Moving past 'please pass the salt' in teen-parent communication
There comes a time in some teen-agers' lives when communication with parents limps to a standstill. The preteen daughter who followed Mom around the kitchen chatting a mile a minute now answers in one-syllable words and volunteers little or no information. The junior-high son who readily shared his viewpoint on any subject has turned into a sullen sophomore with nothing to add to family dinnertime conversation except ''Pass the salt.''
This ''quiet stage'' can be hard on conscientious parents. We're constantly told by experts to ''keep lines of communication open'' between ourselves and our adolescents, but no one explains how to accomplish this feat when teens ignore our very presence.
Why do teens temporarily stop talking to parents? And what should we be doing about it?
It's important to remember that the primary job of the adolescent is to break away from the secure parent/child relationship, and eventually become a mature adult. Breaking away all at once is too risky, of course, and so a teen-ager seeks smaller ways of testing his independence. One of these is a temporary withdrawal from the closeness he once shared with Mom and Dad.

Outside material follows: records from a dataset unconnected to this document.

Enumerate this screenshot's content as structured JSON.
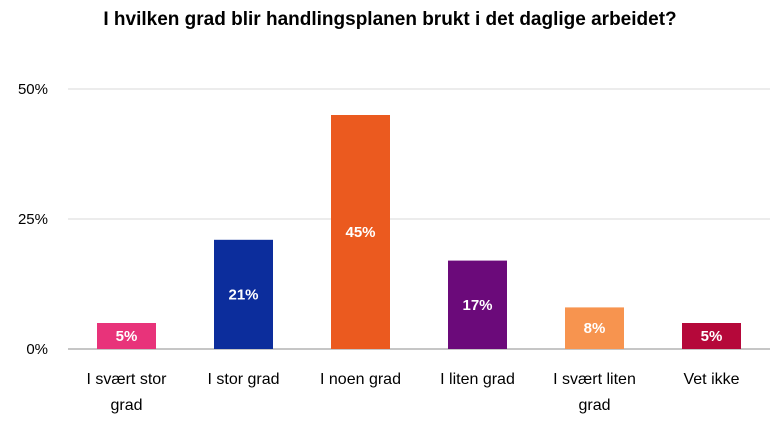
{
  "chart_data": {
    "type": "bar",
    "title": "I hvilken grad blir handlingsplanen brukt i det daglige arbeidet?",
    "categories": [
      "I svært stor grad",
      "I stor grad",
      "I noen grad",
      "I liten grad",
      "I svært liten grad",
      "Vet ikke"
    ],
    "category_lines": [
      [
        "I svært stor",
        "grad"
      ],
      [
        "I stor grad"
      ],
      [
        "I noen grad"
      ],
      [
        "I liten grad"
      ],
      [
        "I svært liten",
        "grad"
      ],
      [
        "Vet ikke"
      ]
    ],
    "values": [
      5,
      21,
      45,
      17,
      8,
      5
    ],
    "data_labels": [
      "5%",
      "21%",
      "45%",
      "17%",
      "8%",
      "5%"
    ],
    "colors": [
      "#E8337A",
      "#0C2D9C",
      "#EB5A1F",
      "#6B0A7A",
      "#F7944F",
      "#B5083A"
    ],
    "ylim": [
      0,
      50
    ],
    "yticks": [
      0,
      25,
      50
    ],
    "ytick_labels": [
      "0%",
      "25%",
      "50%"
    ],
    "grid": true,
    "xlabel": "",
    "ylabel": ""
  }
}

This doesn't mean that we have lost our influence with a teen; on the contrary, he or she needs our stability to balance youthful inconsistency. It doesn't mean that, for a time, a teen won't acknowledge our influence or his desire for our guidance and care. He's trying to see how everything fits into the new person he's becoming.
Ultimately, most teens decide that a good relationship with parents is definitely worth keeping, and at that stage they're willing to work harder to bring this relationship about. In the meantime, however, how can parents continue to encourage communication?
* Are we available? With the advent of double wage-earners or single parenthood, time is at a premium in many homes. Yet it's important that our children know we are willing to be with them (even if they choose some particularly bad moments to unburden themselves). Tell your teens: ''You need privacy, and I don't want to pry. But I want you to know I'm here when you need me.''
* Are we really listening? When teens do talk, much of their conversation seems tedious and trivial to adult ears, but if we tune our child out when she's talking about little things, she may find other more interested listeners when she's got something important to discuss. Instead of murmuring ''uh-huh'' at suitable intervals, try to give your adolescents some attention when they do decide to talk. Maintain eye contact, smile, ask a follow-up question, let them know that you're glad they're sharing this moment with you. The warmth of your interest will linger long after the conversation ends.
* Are we judgmental? Many teens like to ''think out loud,'' bouncing ideas around to clarify their viewpoints. Unfortunately, a lot of parents take these musings seriously, and respond with attacks, threats or put-downs. Aim instead for a friendly accepting attitude when talking with your children. If you differ , make sure they know you're rejecting their ideas or plans but not them.
* Are we looking for other ways to communicate? When the spoken word just doesn't work, other methods can convey the ''I care'' message. Teens are not too big to be hugged (even if they turn away in embarrassment), and an embrace, pat on the shoulder, or touch on a cheek can speak volumes. Leaving a friendly note somewhere can help; so can a funny card stuck in a lunch sack.
A temporarily silent teen will not open up easily under any circumstances. And yet real communication can still take place. If we let our teen know that he is loved and valued, no matter what mood he's in today, we set the stage for a more satisfying relationship tomorrow.